Four labor sector issues block Greek bailout review

Monday, 20 March 2017 12:23
UPD:12:25
REUTERS/YURI GRIPAS

Indicative of the Fund's strict stance is its insistence on abolishing any legal obstacles to an employer's use of a "lock out" in conflicts with a work force, something that has very rarely ever been brought up over the years in Greece's labor sector.

 

By S. Papapetros

Labor sector liberalization continues to constitute one of the biggest obstacles in concluding the now year-long delayed second review of the Greek program, with the IMF the most demanding of the creditors in negotiations with Athens.

Indicative of the Fund's strict stance is its insistence on abolishing any legal obstacles to an employer's use of a "lock out" in conflicts with a work force, something that has very rarely ever been brought up over the years in Greece's labor sector.

The first time creditors, primarily the IMF, brought up the issue of a legal lock-out was during the first full-blown year of the current economic implosion in Greece, namely, in 2010, the first year that a bailout was agreed to, in fact. The same demand has never been removed from the negotiation table, reports state.

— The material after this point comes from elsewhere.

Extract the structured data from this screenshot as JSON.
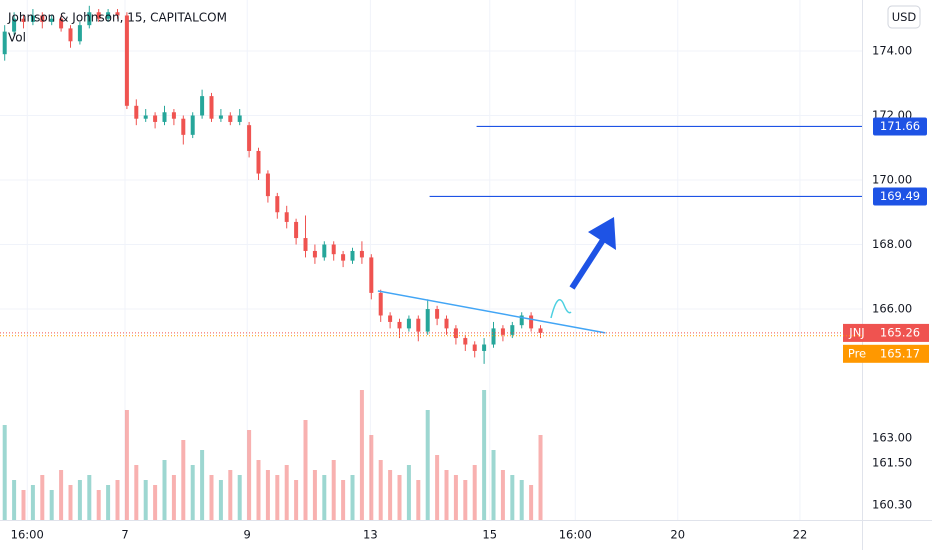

At present, and with the latest "unofficial deadline" (Monday, March 20) for a conclusion of the review going by the wayside, the four major differences vis-a-vis the labor sector separating the two sides include:

-- Mass layoffs. The IMF continues to press for an abolition of the relevant labor minister's right to sign-off on mass layoffs.

-- Collective bargaining negotiations. The embattled Tsipras government wants the restoration of obligatory negotiations between employers' groups and unions for sector-wide contracts, something that creditors (especially the IMF) sternly oppose during the ongoing economic crisis. As of 2011, business-wide work contracts have overcome sector-wide contracts, something that the Fund considers as one of the most important reforms implemented in Greece during the bailout years.

-- Unions' legal framework. The IMF continues to press for a majority vote (50 percent +1) by workers / employees in order to approve whatever industrial actions, whereas the current law allows for an impromptu vote (with a show of hands, for instance) by those present at an extraordinary general assembly of workers. Creditors also want to roll back the privileges allocated to elected unionists.

-- Finally, the issue of a lock-out. Greece remains in the category of western countries that legally prohibit the use of a "lock-out" by employers. The IMF is pressing for liberalization of the legal framework to allow even for "aggressive lock-outs", something the Greek side charges does not exist in any developed country. A "defensive" lock-out exists in some countries (Germany, Belgium, UK and Spain, among others) but only under very strict conditions.